This paper considers the good-case latency of Byzantine Reliable Broadcast (BRB), i.e., the time taken by correct processes to deliver a message when the initial sender is correct. This time plays a crucial role in the performance of practical distributed systems. Although significant strides have been made in recent years on this question, progress has mainly focused on either asynchronous or randomized algorithms. By contrast, the good-case latency of deterministic synchronous BRB under a majority of Byzantine faults has been little studied. In particular, it was not known whether a good-case latency below the worst-case bound of \(t+1\) rounds could be obtained. This work answers this open question positively and proposes a deterministic synchronous Byzantine reliable broadcast that achieves a good-case latency of \(\textsf{max} (2,t+3-c)\) rounds (or equivalently \(\textsf{max} (2,f+t+3-n)\)), where t is the upper bound on the number of Byzantine processes, \(f\le t\) the number of effectively Byzantine processes, and \(c=n-f\) the number of effectively correct processes. The proposed algorithm does not put any constraint on t, and assumes an authenticated setting, in which individual processes can sign the messages they send, and verify the authenticity of the signatures they receive.

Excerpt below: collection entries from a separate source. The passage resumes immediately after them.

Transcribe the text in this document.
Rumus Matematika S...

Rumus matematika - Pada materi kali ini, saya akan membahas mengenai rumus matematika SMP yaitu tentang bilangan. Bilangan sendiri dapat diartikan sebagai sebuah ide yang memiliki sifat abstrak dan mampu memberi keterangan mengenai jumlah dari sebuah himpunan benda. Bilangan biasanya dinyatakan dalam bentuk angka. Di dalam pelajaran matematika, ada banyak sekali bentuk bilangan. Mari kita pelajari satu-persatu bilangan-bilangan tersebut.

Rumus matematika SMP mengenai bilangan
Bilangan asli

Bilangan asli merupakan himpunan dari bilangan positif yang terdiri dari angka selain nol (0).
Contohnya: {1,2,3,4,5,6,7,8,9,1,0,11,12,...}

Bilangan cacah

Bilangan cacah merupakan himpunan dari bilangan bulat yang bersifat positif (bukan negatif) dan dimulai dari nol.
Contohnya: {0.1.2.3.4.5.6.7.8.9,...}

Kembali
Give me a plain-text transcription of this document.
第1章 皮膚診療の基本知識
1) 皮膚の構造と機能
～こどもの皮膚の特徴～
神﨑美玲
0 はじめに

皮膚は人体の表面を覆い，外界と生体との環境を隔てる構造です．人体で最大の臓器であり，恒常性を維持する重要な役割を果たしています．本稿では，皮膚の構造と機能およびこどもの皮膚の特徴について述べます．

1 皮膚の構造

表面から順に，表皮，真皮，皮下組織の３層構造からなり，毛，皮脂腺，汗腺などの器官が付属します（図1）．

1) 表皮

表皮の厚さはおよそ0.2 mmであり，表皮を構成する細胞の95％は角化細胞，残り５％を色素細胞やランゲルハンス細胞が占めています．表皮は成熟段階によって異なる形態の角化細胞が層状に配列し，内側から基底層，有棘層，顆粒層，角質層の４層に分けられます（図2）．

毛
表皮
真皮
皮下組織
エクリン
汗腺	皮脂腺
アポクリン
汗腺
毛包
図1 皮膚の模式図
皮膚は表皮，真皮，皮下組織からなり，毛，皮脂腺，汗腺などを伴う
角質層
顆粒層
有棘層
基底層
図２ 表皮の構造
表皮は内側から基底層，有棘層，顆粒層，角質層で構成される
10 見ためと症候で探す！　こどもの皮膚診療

本文考虑了拜占庭可靠广播（BRB）的良好情况延迟，即当初始发送者正确时正确进程传递消息所花费的时间。这个时间对于实际分布式系统的性能起着至关重要的作用。尽管近年来在这个问题上取得了重大进展，但进展主要集中在异步或随机算法上。相比之下，大多数拜占庭故障下确定性同步 BRB 的良好情况延迟却很少被研究。特别是，尚不清楚是否可以获得低于\(t+1\)轮最坏情况界限的好情况延迟。这项工作积极回答了这个悬而未决的问题，并提出了一种确定性同步拜占庭可靠广播，可以实现\(\textsf{max} (2,t+3-c)\)轮（或等效\(\textsf{ max} (2,f+t+3-n)\) )，其中t是拜占庭进程数量的上限，\(f\le t\)是有效拜占庭进程的数量，\(c= nf\)有效正确进程的数量。所提出的算法不对t施加任何限制，并假设经过身份验证的设置，其中各个进程可以对它们发送的消息进行签名，并验证它们接收的签名的真实性。